The only reason things are the way they are is because you described them as such. The hero took 4 damage? That could an infinite number of things; club to the face, fall out a window, etc. The party has to fight 4 weak enemies? It could be four goblins, four orcs, four debilitated ogres with stomach aches. The bottom line is that a Stat Block is only that; a series of numbers that you bring to life by describing how it interacts with the players. What if the players decide to not fight into the warrens, and go after the thieves’ guild instead? Here’s my secret: use the same Stat Block. All you have to do is describe those Goblin stats as some rather puny humans (or halflings, if you want the size category to be the same). If you need to roll for a skill that a thief would have that a goblin would not, substitute the least relevant skill modifier (i.e. your “thief” need to sense motive, then replace the goblin’s +4 ride modifer with +4 sense motive). If the old monsters have an ability that the new one’s wouldn’t, find a simple but convincing way to incorporate it. Example: maybe the goblins were riding spiders. This means there would have been some poison, and maybe some wall-shenanigans. To compensate, give the new enemies poisoned daggers (conveniently using the Spider’s Poison provided) and a Potion of Spider-Climbing each to pop at the beginning of the fight. If the players note the Spider vibe, roll with it; throw some spider amulets and other ornaments on the corpses. At worst, it’s a one-off encounter that they remember because it was really odd. At best, they may decide to keep pursuing these spider thieves. If that’s the case, congratulations: your players have just created their own plot hook. And all because they decided to do the opposite of what you wanted. If you are afraid of losing an entire campaign that you planned, you can work on their new hook being in the larger scheme of things. Alternatively, let them go! As beautiful as your story is, it’s about the players. If they want to investigate spider thieves instead of fighting off a Goblin Uprising in the North, work with them to the best of your abilities.

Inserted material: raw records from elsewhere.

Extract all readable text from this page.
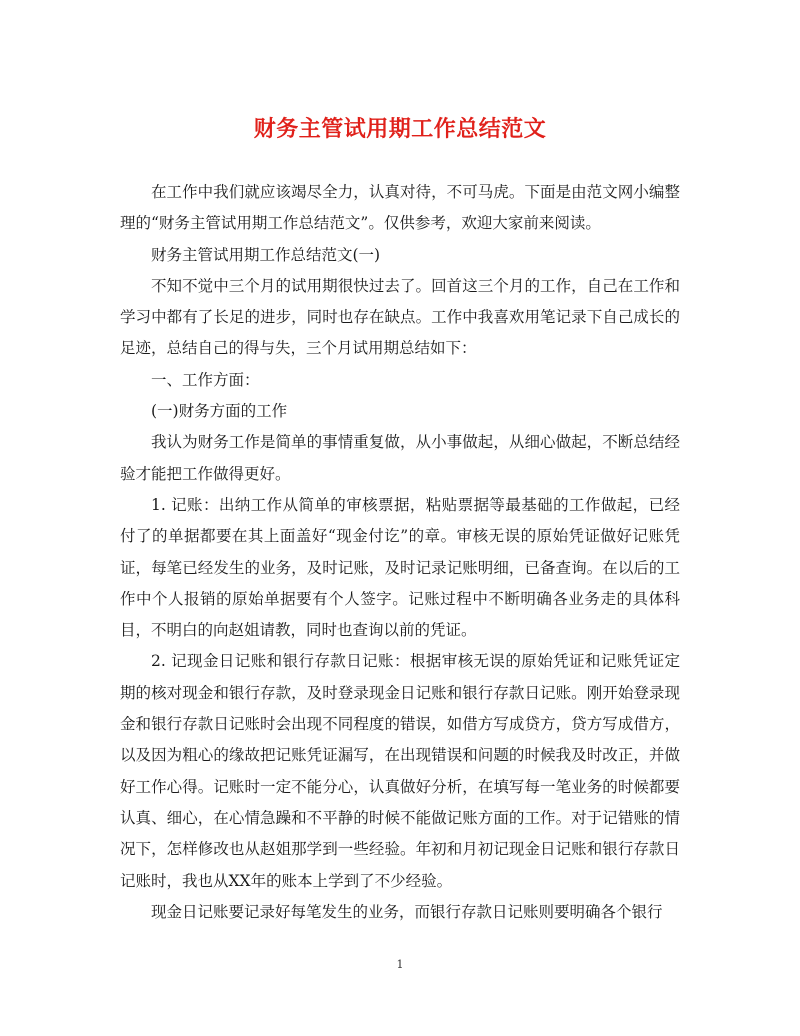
财务主管试用期工作总结范文

在工作中我们就应该竭尽全力，认真对待，不可马虎。下面是由范文网小编整理的“财务主管试用期工作总结范文”。仅供参考，欢迎大家前来阅读。

财务主管试用期工作总结范文(一)

不知不觉中三个月的试用期很快过去了。回首这三个月的工作，自己在工作和学习中都有了长足的进步，同时也存在缺点。工作中我喜欢用笔记录下自己成长的足迹，总结自己的得与失，三个月试用期总结如下：

一、工作方面：

(一)财务方面的工作

我认为财务工作是简单的事情重复做，从小事做起，从细心做起，不断总结经验才能把工作做得更好。

1. 记账：出纳工作从简单的审核票据，粘贴票据等最基础的工作做起，已经付了的单据都要在其上面盖好“现金付讫”的章。审核无误的原始凭证做好记账凭证，每笔已经发生的业务，及时记账，及时记录记账明细，已备查询。在以后的工作中个人报销的原始单据要有个人签字。记账过程中不断明确各业务走的具体科目，不明白的向赵姐请教，同时也查询以前的凭证。

2. 记现金日记账和银行存款日记账：根据审核无误的原始凭证和记账凭证定期的核对现金和银行存款，及时登录现金日记账和银行存款日记账。刚开始登录现金和银行存款日记账时会出现不同程度的错误，如借方写成贷方，贷方写成借方，以及因为粗心的缘故把记账凭证漏写，在出现错误和问题的时候我及时改正，并做好工作心得。记账时一定不能分心，认真做好分析，在填写每一笔业务的时候都要认真、细心，在心情急躁和不平静的时候不能做记账方面的工作。对于记错账的情况下，怎样修改也从赵姐那学到一些经验。年初和月初记现金日记账和银行存款日记账时，我也从XX年的账本上学到了不少经验。

现金日记账要记录好每笔发生的业务，而银行存款日记账则要明确各个银行

1
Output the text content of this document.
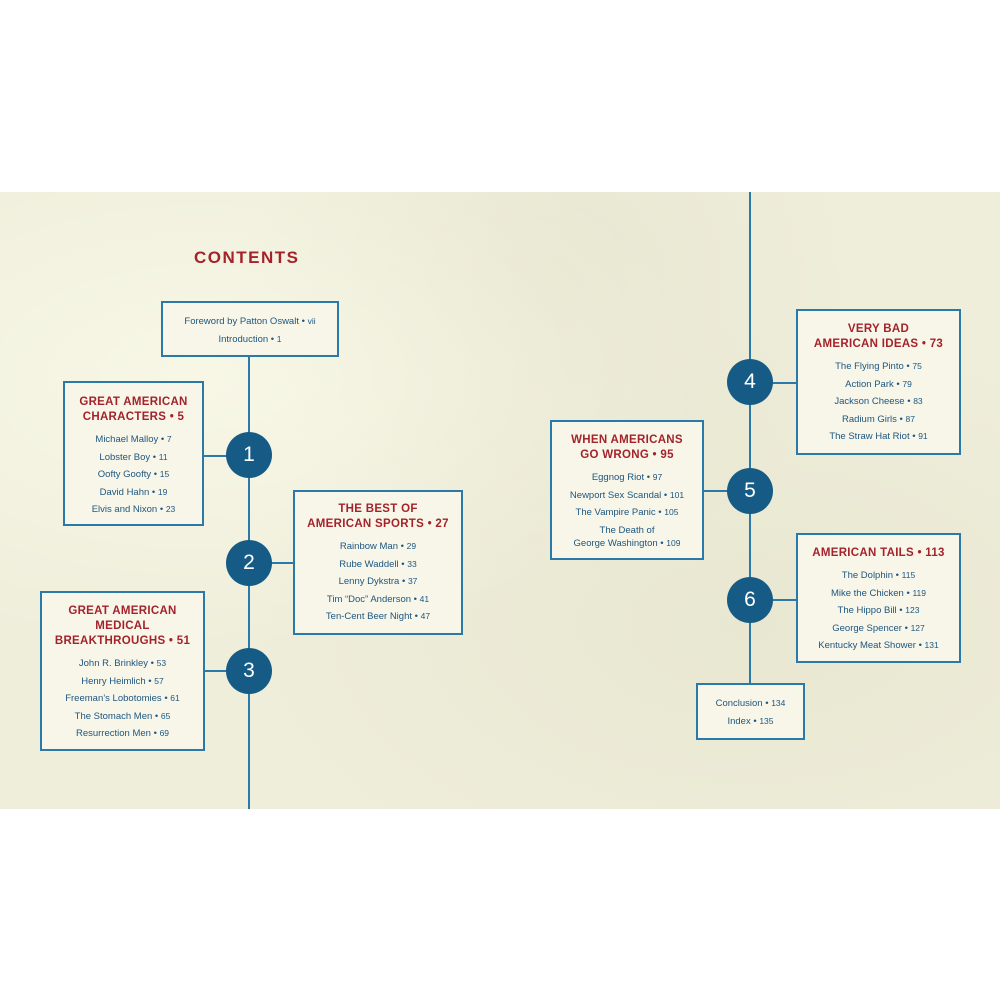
CONTENTS
Foreword by Patton Oswalt • vii
Introduction • 1
GREAT AMERICAN
CHARACTERS • 5
Michael Malloy • 7
Lobster Boy • 11
Oofty Goofty • 15
David Hahn • 19
Elvis and Nixon • 23	THE BEST OF
AMERICAN SPORTS • 27
Rainbow Man • 29
Rube Waddell • 33
Lenny Dykstra • 37
Tim “Doc” Anderson • 41
Ten-Cent Beer Night • 47
GREAT AMERICAN
MEDICAL
BREAKTHROUGHS • 51
John R. Brinkley • 53
Henry Heimlich • 57
Freeman’s Lobotomies • 61
The Stomach Men • 65
Resurrection Men • 69
VERY BAD
AMERICAN IDEAS • 73
The Flying Pinto • 75
Action Park • 79
Jackson Cheese • 83
Radium Girls • 87
The Straw Hat Riot • 91
WHEN AMERICANS
GO WRONG • 95
Eggnog Riot • 97
Newport Sex Scandal • 101
The Vampire Panic • 105
The Death of
George Washington • 109
AMERICAN TAILS • 113
The Dolphin • 115
Mike the Chicken • 119
The Hippo Bill • 123
George Spencer • 127
Kentucky Meat Shower • 131
Conclusion • 134
Index • 135
1
2
3
4
5
6
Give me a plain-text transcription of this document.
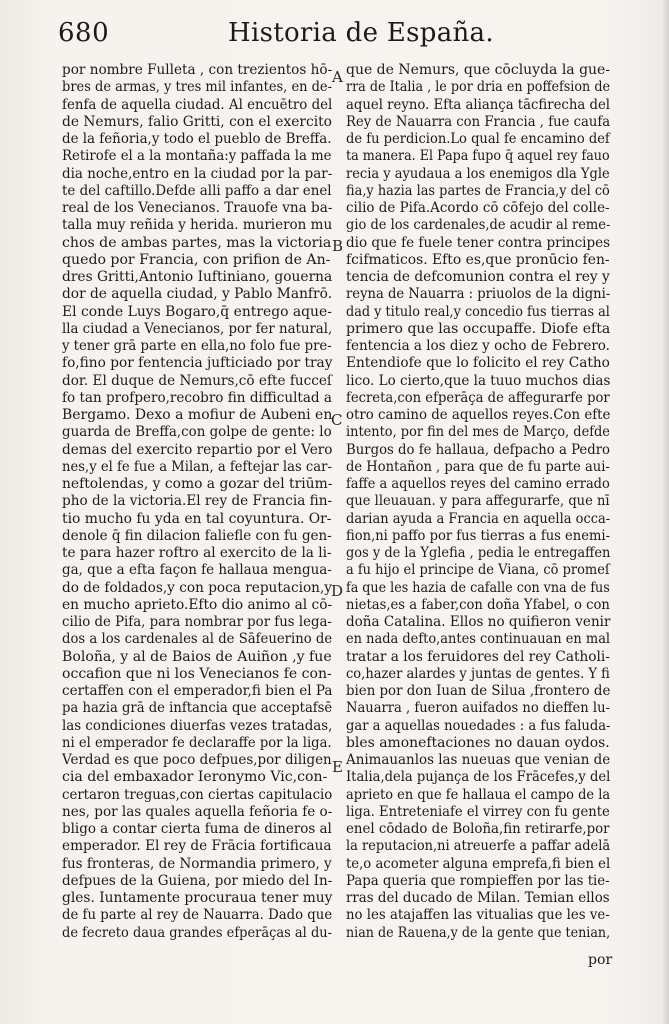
680	Historia de España.
por nombre Fulleta , con trezientos hō-
bres de armas, y tres mil infantes, en de-
fenfa de aquella ciudad. Al encuētro del
de Nemurs, falio Gritti, con el exercito
de la feñoria,y todo el pueblo de Breffa.
Retirofe el a la montaña:y paffada la me
dia noche,entro en la ciudad por la par-
te del caftillo.Defde alli paffo a dar enel
real de los Venecianos. Trauofe vna ba-
talla muy reñida y herida. murieron mu
chos de ambas partes, mas la victoria
quedo por Francia, con prifion de An-
dres Gritti,Antonio Iuftiniano, gouerna
dor de aquella ciudad, y Pablo Manfrō.
El conde Luys Bogaro,q̄ entrego aque-
lla ciudad a Venecianos, por fer natural,
y tener grā parte en ella,no folo fue pre-
fo,fino por fentencia jufticiado por tray
dor. El duque de Nemurs,cō efte fucceſ
fo tan profpero,recobro fin difficultad a
Bergamo. Dexo a mofiur de Aubeni en
guarda de Breffa,con golpe de gente: lo
demas del exercito repartio por el Vero
nes,y el fe fue a Milan, a feftejar las car-
neftolendas, y como a gozar del triūm-
pho de la victoria.El rey de Francia fin-
tio mucho fu yda en tal coyuntura. Or-
denole q̄ fin dilacion faliefle con fu gen-
te para hazer roftro al exercito de la li-
ga, que a efta façon fe hallaua mengua-
do de foldados,y con poca reputacion,y
en mucho aprieto.Efto dio animo al cō-
cilio de Pifa, para nombrar por fus lega-
dos a los cardenales al de Sāfeuerino de
Boloña, y al de Baios de Auiñon ,y fue
occafion que ni los Venecianos fe con-
certaffen con el emperador,fi bien el Pa
pa hazia grā de inftancia que acceptafsē
las condiciones diuerfas vezes tratadas,
ni el emperador fe declaraffe por la liga.
Verdad es que poco defpues,por diligen
cia del embaxador Ieronymo Vic,con-
certaron treguas,con ciertas capitulacio
nes, por las quales aquella feñoria fe o-
bligo a contar cierta fuma de dineros al
emperador. El rey de Frācia fortificaua
fus fronteras, de Normandia primero, y
defpues de la Guiena, por miedo del In-
gles. Iuntamente procuraua tener muy
de fu parte al rey de Nauarra. Dado que
de fecreto daua grandes efperāças al du-
que de Nemurs, que cōcluyda la gue-
rra de Italia , le por dria en poffefsion de
aquel reyno. Efta aliança tācfirecha del
Rey de Nauarra con Francia , fue caufa
de fu perdicion.Lo qual fe encamino def
ta manera. El Papa fupo q̄ aquel rey fauo
recia y ayudaua a los enemigos dla Ygle
fia,y hazia las partes de Francia,y del cō
cilio de Pifa.Acordo cō cōfejo del colle-
gio de los cardenales,de acudir al reme-
dio que fe fuele tener contra principes
fcifmaticos. Efto es,que pronūcio fen-
tencia de defcomunion contra el rey y
reyna de Nauarra : priuolos de la digni-
dad y titulo real,y concedio fus tierras al
primero que las occupaffe. Diofe efta
fentencia a los diez y ocho de Febrero.
Entendiofe que lo folicito el rey Catho
lico. Lo cierto,que la tuuo muchos dias
fecreta,con efperāça de affegurarfe por
otro camino de aquellos reyes.Con efte
intento, por fin del mes de Março, defde
Burgos do fe hallaua, defpacho a Pedro
de Hontañon , para que de fu parte aui-
faffe a aquellos reyes del camino errado
que lleuauan. y para affegurarfe, que nī
darian ayuda a Francia en aquella occa-
fion,ni paffo por fus tierras a fus enemi-
gos y de la Yglefia , pedia le entregaffen
a fu hijo el principe de Viana, cō promeſ
fa que les hazia de cafalle con vna de fus
nietas,es a faber,con doña Yfabel, o con
doña Catalina. Ellos no quifieron venir
en nada defto,antes continuauan en mal
tratar a los feruidores del rey Catholi-
co,hazer alardes y juntas de gentes. Y fi
bien por don Iuan de Silua ,frontero de
Nauarra , fueron auifados no dieffen lu-
gar a aquellas nouedades : a fus faluda-
bles amoneftaciones no dauan oydos.
Animauanlos las nueuas que venian de
Italia,dela pujança de los Frācefes,y del
aprieto en que fe hallaua el campo de la
liga. Entreteniafe el virrey con fu gente
enel cōdado de Boloña,fin retirarfe,por
la reputacion,ni atreuerfe a paffar adelā
te,o acometer alguna emprefa,fi bien el
Papa queria que rompieffen por las tie-
rras del ducado de Milan. Temian ellos
no les atajaffen las vitualias que les ve-
nian de Rauena,y de la gente que tenian,
A
B
C
D
E
por
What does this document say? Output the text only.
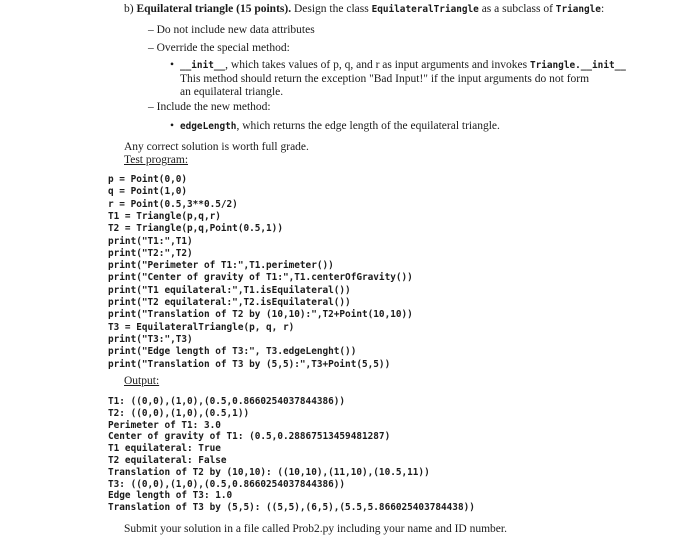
b) Equilateral triangle (15 points). Design the class EquilateralTriangle as a subclass of Triangle:
– Do not include new data attributes
– Override the special method:
• __init__, which takes values of p, q, and r as input arguments and invokes Triangle.__init__
This method should return the exception "Bad Input!" if the input arguments do not form
an equilateral triangle.
– Include the new method:
• edgeLength, which returns the edge length of the equilateral triangle.
Any correct solution is worth full grade.
Test program:
p = Point(0,0)
q = Point(1,0)
r = Point(0.5,3**0.5/2)
T1 = Triangle(p,q,r)
T2 = Triangle(p,q,Point(0.5,1))
print("T1:",T1)
print("T2:",T2)
print("Perimeter of T1:",T1.perimeter())
print("Center of gravity of T1:",T1.centerOfGravity())
print("T1 equilateral:",T1.isEquilateral())
print("T2 equilateral:",T2.isEquilateral())
print("Translation of T2 by (10,10):",T2+Point(10,10))
T3 = EquilateralTriangle(p, q, r)
print("T3:",T3)
print("Edge length of T3:", T3.edgeLenght())
print("Translation of T3 by (5,5):",T3+Point(5,5))
Output:
T1: ((0,0),(1,0),(0.5,0.8660254037844386))
T2: ((0,0),(1,0),(0.5,1))
Perimeter of T1: 3.0
Center of gravity of T1: (0.5,0.28867513459481287)
T1 equilateral: True
T2 equilateral: False
Translation of T2 by (10,10): ((10,10),(11,10),(10.5,11))
T3: ((0,0),(1,0),(0.5,0.8660254037844386))
Edge length of T3: 1.0
Translation of T3 by (5,5): ((5,5),(6,5),(5.5,5.866025403784438))
Submit your solution in a file called Prob2.py including your name and ID number.
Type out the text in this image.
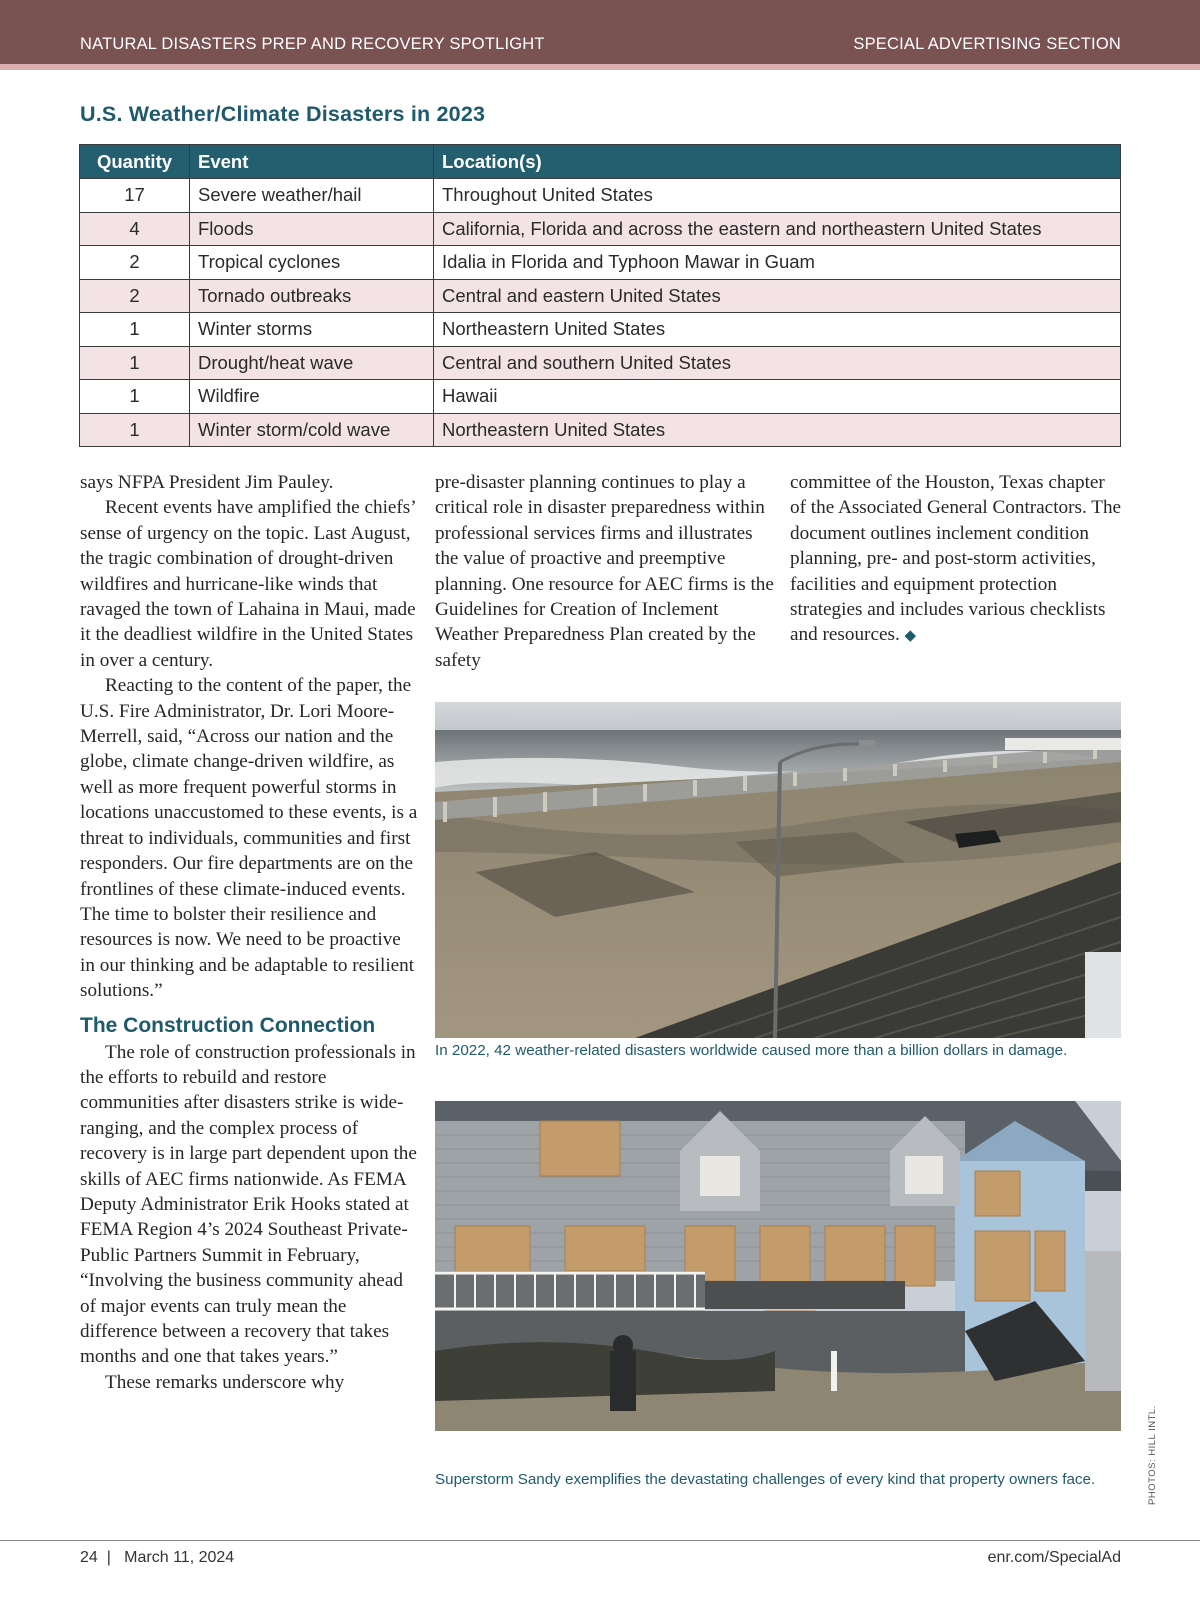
NATURAL DISASTERS PREP AND RECOVERY SPOTLIGHT	SPECIAL ADVERTISING SECTION
U.S. Weather/Climate Disasters in 2023
Quantity	Event	Location(s)
17	Severe weather/hail	Throughout United States
4	Floods	California, Florida and across the eastern and northeastern United States
2	Tropical cyclones	Idalia in Florida and Typhoon Mawar in Guam
2	Tornado outbreaks	Central and eastern United States
1	Winter storms	Northeastern United States
1	Drought/heat wave	Central and southern United States
1	Wildfire	Hawaii
1	Winter storm/cold wave	Northeastern United States

says NFPA President Jim Pauley.

Recent events have amplified the chiefs’ sense of urgency on the topic. Last August, the tragic combination of drought-driven wildfires and hurricane-like winds that ravaged the town of Lahaina in Maui, made it the deadliest wildfire in the United States in over a century.

Reacting to the content of the paper, the U.S. Fire Administrator, Dr. Lori Moore-Merrell, said, “Across our nation and the globe, climate change-driven wildfire, as well as more frequent powerful storms in locations unaccustomed to these events, is a threat to individuals, communities and first responders. Our fire departments are on the frontlines of these climate-induced events. The time to bolster their resilience and resources is now. We need to be proactive in our thinking and be adaptable to resilient solutions.”

The Construction Connection

The role of construction professionals in the efforts to rebuild and restore communities after disasters strike is wide-ranging, and the complex process of recovery is in large part dependent upon the skills of AEC firms nationwide. As FEMA Deputy Administrator Erik Hooks stated at FEMA Region 4’s 2024 Southeast Private-Public Partners Summit in February, “Involving the business community ahead of major events can truly mean the difference between a recovery that takes months and one that takes years.”

These remarks underscore why

pre-disaster planning continues to play a critical role in disaster preparedness within professional services firms and illustrates the value of proactive and preemptive planning. One resource for AEC firms is the Guidelines for Creation of Inclement Weather Preparedness Plan created by the safety

committee of the Houston, Texas chapter of the Associated General Contractors. The document outlines inclement condition planning, pre- and post-storm activities, facilities and equipment protection strategies and includes various checklists and resources. ◆

In 2022, 42 weather-related disasters worldwide caused more than a billion dollars in damage.
Superstorm Sandy exemplifies the devastating challenges of every kind that property owners face.	PHOTOS: HILL INTL.
24  |   March 11, 2024	enr.com/SpecialAd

The key here is to be convincing; players, much like wild beasts, can smell fear (and uncertainty). But they can also be very trusting. As long as you don’t give them any reason to doubt what is happening behind the screen, players tend to not question your methods. If you’re found out, some players might construe this tactic as railroading of it’s own. It could come off as “Oh, you don’t want the fight I made? Well I’ll make sure we do it my way regardless!” Which is not the case at all! A prepared DM is a happy party, so if I can keep part of my plans without them knowing, everyone wins. If we throw the expected plot out the window, then we can at least make the game smooth by keeping as much of the preplanned fight as possible. Much of the combat changes as well; the time of day could be affected, the terrain… You may keep the stats, but it won’t be the same fight.
These are all just bullet points in the grand scheme of DMing. But the big takeaway here is that you take away only as much as you put into the game, and PCs subconciously match that investment. Even the most dedicated Role-Player will lose steam in the face of a unresponsive, monotone DM. On the flip-side, all it takes is a little prep work and ability to roll with the players, and your new group will be in character in no time. Doing the voices is, however, optional.